Ce roman foisonne en personnages, en intrigues, en créatures surprenantes. Il nous transporte dans un univers merveilleux et magique qui étonne constamment.
« Dehors, un démon fit le tour de la niche et essaya d’y entrer pour se mettre au chaud, mais le chien l’en empêcha : il se mit à gronder furieusement en montrant les dents. Le démon soupira et retourna dans la forêt d’où il était venu. »p.35
Lire Les Groseilles de novembre est un drôle de voyage. Les genres s’entremêlent et le livre allie poésie, humour et grotesque. Par exemple, le passage sur un kratt bonhomme de neige, éphémère dans un mois de novembre qui hésite encore entre la pluie et la neige, qui initie son maître à l’amour courtois fait partie des plus poétiques. Mais on retrouve aussi des scènes scatologiques, comme celle où un gâteau est fourré de caca pour conquérir le cœur d’une femme. On s’initie aussi un peu à l’histoire et à la culture de l’Estonie. Le récit pourrait se situer au Moyen âge, période pendant laquelle, à la suite de campagnes d’évangélisation tardives, le régime féodal est instauré, une élite allemande domine et les paysans estoniens sont réduits au servage. L’amour fait aussi partie des thématiques du livre. Un triangle amoureux ajoute une dimension dramatique à l’œuvre. Liina, une jeune paysanne, est amoureuse de Hans, qui lui n’a d’yeux que pour la jeune baronne de la seigneurie, qui évidemment ne le connait pas et ne l’a jamais remarquée.
Du film au livre
C’est grâce au festival Fantasia que j’ai découvert Les Groseilles de novembre. En 2017, j’ai eu un coup de cœur pour November, un film estonien en noir et blanc, à la photographie magnifique. Ce film poétique et déroutant m’a donné envie de lire le roman qui m’a tout autant charmé.
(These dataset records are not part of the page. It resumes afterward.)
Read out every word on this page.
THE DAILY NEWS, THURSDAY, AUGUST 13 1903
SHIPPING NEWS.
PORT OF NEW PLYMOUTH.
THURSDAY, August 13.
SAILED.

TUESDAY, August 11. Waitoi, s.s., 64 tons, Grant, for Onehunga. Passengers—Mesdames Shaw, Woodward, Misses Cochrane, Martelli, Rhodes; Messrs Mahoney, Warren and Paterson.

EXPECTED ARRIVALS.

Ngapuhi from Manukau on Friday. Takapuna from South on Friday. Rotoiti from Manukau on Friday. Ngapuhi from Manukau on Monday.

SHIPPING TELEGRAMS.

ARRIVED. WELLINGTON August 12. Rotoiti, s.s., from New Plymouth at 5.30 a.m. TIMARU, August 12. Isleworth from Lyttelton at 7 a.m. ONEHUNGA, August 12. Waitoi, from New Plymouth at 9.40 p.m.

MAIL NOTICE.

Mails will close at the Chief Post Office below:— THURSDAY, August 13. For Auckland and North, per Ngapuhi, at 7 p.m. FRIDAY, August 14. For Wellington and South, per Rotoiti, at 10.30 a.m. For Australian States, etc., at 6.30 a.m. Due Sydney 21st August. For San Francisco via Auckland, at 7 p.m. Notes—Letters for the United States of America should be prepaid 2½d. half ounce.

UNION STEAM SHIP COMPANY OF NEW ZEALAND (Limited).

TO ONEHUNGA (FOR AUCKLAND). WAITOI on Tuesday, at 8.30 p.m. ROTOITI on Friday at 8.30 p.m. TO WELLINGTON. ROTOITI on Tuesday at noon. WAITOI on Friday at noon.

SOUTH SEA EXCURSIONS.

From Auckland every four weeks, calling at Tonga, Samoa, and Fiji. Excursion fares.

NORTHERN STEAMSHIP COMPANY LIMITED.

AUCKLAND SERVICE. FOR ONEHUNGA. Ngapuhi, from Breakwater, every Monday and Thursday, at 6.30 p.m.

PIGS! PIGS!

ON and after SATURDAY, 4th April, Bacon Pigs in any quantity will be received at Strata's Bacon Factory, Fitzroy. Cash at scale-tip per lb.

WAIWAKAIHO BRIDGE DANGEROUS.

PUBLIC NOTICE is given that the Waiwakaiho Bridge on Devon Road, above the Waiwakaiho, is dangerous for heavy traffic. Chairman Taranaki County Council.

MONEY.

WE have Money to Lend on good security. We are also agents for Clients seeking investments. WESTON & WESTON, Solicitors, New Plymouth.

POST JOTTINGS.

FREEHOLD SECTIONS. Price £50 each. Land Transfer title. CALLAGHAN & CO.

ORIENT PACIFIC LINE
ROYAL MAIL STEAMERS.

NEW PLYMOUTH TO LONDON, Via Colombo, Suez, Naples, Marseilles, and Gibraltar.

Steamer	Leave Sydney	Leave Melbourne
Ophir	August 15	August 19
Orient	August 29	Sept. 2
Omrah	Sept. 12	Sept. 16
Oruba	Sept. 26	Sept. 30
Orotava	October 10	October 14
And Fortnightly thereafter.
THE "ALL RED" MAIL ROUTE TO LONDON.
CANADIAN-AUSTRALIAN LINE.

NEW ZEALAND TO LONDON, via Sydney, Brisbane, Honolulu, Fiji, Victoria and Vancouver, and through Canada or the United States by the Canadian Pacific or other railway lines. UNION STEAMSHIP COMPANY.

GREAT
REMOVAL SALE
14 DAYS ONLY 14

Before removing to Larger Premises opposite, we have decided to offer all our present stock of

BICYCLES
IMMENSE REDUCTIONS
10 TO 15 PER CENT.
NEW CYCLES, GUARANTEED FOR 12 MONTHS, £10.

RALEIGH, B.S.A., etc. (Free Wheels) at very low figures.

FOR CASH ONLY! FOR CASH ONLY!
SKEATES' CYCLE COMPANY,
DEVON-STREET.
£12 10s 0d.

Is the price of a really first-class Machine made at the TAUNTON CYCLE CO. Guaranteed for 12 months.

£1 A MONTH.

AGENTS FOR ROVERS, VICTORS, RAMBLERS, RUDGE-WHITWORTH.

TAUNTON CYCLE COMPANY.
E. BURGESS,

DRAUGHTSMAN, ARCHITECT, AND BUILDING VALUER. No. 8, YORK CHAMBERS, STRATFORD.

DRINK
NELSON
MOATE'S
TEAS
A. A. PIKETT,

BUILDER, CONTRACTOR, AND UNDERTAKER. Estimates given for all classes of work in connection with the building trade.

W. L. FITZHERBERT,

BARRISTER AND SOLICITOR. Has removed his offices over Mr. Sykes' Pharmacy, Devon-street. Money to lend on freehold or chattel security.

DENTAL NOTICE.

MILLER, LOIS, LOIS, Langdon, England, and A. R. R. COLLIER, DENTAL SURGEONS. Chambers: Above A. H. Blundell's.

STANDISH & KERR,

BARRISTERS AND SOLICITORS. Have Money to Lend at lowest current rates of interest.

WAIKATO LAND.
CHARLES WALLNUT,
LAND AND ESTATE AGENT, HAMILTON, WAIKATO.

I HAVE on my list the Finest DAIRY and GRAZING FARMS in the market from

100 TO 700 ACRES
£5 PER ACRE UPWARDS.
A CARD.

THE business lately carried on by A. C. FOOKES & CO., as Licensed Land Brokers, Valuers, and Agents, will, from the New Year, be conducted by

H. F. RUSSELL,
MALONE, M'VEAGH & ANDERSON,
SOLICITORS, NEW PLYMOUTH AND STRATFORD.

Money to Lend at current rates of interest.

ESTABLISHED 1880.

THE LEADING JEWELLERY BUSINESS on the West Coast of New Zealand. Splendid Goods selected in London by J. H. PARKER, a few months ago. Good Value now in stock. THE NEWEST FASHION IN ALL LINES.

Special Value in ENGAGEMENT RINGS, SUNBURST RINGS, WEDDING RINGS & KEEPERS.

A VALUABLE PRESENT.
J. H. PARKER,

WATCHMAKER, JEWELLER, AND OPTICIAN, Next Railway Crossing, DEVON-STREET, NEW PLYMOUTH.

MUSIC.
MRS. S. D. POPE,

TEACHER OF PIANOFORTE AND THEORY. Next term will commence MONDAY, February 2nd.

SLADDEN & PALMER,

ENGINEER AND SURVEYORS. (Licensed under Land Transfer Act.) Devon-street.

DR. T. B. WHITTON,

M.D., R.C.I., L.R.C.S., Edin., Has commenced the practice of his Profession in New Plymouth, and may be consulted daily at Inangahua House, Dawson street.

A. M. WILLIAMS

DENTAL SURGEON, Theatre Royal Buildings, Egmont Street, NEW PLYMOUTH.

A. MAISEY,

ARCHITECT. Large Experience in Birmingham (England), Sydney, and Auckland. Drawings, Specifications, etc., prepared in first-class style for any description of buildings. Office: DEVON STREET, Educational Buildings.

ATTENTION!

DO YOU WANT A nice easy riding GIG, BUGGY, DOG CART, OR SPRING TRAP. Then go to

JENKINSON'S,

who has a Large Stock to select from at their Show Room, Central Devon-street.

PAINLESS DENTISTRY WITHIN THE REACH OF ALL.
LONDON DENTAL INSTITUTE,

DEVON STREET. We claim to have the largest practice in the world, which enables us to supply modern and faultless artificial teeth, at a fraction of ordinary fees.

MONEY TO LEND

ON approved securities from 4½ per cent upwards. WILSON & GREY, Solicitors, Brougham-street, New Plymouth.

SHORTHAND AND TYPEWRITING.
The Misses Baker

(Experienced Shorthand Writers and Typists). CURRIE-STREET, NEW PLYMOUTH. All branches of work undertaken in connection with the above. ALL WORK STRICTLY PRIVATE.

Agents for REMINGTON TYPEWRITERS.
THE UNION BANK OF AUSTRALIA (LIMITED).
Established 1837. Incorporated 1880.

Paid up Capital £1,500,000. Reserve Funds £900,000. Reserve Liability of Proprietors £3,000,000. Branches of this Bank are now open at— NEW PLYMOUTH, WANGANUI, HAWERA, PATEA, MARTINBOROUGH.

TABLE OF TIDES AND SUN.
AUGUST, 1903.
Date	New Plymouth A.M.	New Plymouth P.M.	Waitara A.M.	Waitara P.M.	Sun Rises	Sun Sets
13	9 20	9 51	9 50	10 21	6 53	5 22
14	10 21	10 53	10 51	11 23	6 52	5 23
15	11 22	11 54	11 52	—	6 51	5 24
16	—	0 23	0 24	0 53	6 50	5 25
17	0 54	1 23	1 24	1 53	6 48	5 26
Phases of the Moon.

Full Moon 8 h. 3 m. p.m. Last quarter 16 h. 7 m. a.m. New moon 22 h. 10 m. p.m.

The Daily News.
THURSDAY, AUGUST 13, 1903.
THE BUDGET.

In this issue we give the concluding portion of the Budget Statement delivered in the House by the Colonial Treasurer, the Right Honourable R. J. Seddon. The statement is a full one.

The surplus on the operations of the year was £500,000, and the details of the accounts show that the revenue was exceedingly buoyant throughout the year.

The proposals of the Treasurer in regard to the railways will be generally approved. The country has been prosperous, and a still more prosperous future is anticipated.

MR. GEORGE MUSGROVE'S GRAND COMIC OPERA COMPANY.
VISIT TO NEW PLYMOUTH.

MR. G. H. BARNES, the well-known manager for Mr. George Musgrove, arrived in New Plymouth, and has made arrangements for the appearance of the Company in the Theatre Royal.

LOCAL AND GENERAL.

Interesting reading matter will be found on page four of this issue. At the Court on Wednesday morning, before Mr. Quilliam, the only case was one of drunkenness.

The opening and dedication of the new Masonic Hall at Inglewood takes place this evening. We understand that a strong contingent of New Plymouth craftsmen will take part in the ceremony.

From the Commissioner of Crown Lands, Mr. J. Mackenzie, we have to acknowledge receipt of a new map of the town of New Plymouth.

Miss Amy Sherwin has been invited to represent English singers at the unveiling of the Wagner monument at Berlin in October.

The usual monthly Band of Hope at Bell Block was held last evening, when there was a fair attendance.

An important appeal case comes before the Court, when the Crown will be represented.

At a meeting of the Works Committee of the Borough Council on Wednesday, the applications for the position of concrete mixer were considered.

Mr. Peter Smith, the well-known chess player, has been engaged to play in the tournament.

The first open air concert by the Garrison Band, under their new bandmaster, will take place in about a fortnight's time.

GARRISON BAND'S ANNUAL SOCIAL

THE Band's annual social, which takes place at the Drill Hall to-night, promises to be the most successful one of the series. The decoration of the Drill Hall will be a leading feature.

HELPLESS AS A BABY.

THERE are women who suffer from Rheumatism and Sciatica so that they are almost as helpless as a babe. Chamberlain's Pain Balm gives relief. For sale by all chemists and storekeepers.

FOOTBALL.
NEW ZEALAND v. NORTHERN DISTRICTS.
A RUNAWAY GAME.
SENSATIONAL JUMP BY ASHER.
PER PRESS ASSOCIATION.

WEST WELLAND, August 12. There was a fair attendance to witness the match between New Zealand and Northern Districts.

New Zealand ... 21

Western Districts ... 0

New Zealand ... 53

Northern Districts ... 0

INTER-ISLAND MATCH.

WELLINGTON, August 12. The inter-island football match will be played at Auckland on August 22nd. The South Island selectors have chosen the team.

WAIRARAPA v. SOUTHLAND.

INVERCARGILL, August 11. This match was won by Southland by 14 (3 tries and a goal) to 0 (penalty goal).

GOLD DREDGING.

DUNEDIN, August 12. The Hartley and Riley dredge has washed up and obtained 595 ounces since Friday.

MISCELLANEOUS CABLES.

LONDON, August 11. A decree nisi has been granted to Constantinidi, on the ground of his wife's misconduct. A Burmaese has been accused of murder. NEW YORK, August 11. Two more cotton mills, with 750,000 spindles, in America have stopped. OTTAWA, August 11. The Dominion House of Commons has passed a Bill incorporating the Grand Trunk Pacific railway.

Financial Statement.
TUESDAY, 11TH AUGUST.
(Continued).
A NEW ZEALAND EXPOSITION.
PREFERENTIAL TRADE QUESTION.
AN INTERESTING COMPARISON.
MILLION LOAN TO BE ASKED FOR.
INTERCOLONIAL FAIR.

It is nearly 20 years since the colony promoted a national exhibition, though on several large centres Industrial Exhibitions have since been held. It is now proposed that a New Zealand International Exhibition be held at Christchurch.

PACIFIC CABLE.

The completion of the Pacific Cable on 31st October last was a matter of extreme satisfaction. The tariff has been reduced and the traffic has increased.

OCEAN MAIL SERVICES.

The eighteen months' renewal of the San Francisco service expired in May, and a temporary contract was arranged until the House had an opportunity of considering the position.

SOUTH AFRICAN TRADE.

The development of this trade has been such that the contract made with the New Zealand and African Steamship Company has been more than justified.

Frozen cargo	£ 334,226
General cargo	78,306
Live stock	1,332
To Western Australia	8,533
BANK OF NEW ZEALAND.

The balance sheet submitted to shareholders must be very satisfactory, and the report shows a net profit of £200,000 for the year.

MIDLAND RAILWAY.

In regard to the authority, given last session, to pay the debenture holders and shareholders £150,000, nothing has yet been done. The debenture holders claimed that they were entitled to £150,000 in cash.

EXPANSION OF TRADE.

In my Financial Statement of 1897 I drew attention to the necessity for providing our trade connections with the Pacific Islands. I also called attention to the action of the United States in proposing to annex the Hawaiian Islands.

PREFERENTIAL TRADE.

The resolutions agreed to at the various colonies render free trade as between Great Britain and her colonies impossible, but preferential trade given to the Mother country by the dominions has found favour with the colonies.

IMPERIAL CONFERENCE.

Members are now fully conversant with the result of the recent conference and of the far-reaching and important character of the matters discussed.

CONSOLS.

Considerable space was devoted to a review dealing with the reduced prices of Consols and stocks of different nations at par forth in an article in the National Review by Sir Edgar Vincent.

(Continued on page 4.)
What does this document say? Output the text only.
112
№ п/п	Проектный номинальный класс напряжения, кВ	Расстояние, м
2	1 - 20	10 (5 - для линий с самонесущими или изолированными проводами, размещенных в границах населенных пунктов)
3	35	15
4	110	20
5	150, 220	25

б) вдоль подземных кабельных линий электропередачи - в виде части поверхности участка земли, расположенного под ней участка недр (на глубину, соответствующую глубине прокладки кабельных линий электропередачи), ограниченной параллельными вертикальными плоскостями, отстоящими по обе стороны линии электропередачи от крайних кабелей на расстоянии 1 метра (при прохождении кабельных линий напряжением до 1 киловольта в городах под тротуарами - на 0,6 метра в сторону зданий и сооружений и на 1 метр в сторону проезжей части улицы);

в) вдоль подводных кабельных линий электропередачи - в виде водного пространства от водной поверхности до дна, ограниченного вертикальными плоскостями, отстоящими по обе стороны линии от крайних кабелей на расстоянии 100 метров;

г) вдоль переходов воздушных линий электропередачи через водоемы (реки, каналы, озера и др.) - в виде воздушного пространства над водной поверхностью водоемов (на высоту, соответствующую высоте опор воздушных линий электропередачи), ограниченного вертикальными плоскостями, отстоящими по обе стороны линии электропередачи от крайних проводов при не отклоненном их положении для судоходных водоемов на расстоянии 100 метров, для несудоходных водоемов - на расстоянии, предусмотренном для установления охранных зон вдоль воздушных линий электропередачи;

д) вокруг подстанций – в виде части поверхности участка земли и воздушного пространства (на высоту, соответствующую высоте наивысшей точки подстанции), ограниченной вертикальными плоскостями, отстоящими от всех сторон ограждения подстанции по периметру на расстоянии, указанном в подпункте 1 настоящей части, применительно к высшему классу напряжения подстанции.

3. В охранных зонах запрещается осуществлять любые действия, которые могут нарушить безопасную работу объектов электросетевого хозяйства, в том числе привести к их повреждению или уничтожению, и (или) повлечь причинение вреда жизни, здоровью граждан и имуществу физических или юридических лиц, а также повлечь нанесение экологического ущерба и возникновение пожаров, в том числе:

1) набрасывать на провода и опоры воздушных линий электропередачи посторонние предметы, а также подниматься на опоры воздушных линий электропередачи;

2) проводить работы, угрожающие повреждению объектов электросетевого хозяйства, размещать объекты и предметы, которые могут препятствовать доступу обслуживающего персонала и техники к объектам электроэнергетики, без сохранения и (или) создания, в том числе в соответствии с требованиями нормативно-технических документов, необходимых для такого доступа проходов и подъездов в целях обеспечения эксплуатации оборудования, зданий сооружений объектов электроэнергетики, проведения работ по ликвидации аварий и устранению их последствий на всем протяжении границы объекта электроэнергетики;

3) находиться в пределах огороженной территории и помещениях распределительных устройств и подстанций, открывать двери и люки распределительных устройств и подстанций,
La lecture de ce livre fascinant m’a donné envie de voyager en Estonie, d’en découvrir davantage sur son histoire, sa mythologie et sa culture. J’ai aimé être complètement dépaysée dans cet univers singulier, chercher les démons au détour d’un mur et empiler les objets inutilisés dans l’espoir qu’ils s’animent.
Quel est le dernier roman qui vous a transporté dans un univers complètement décalé?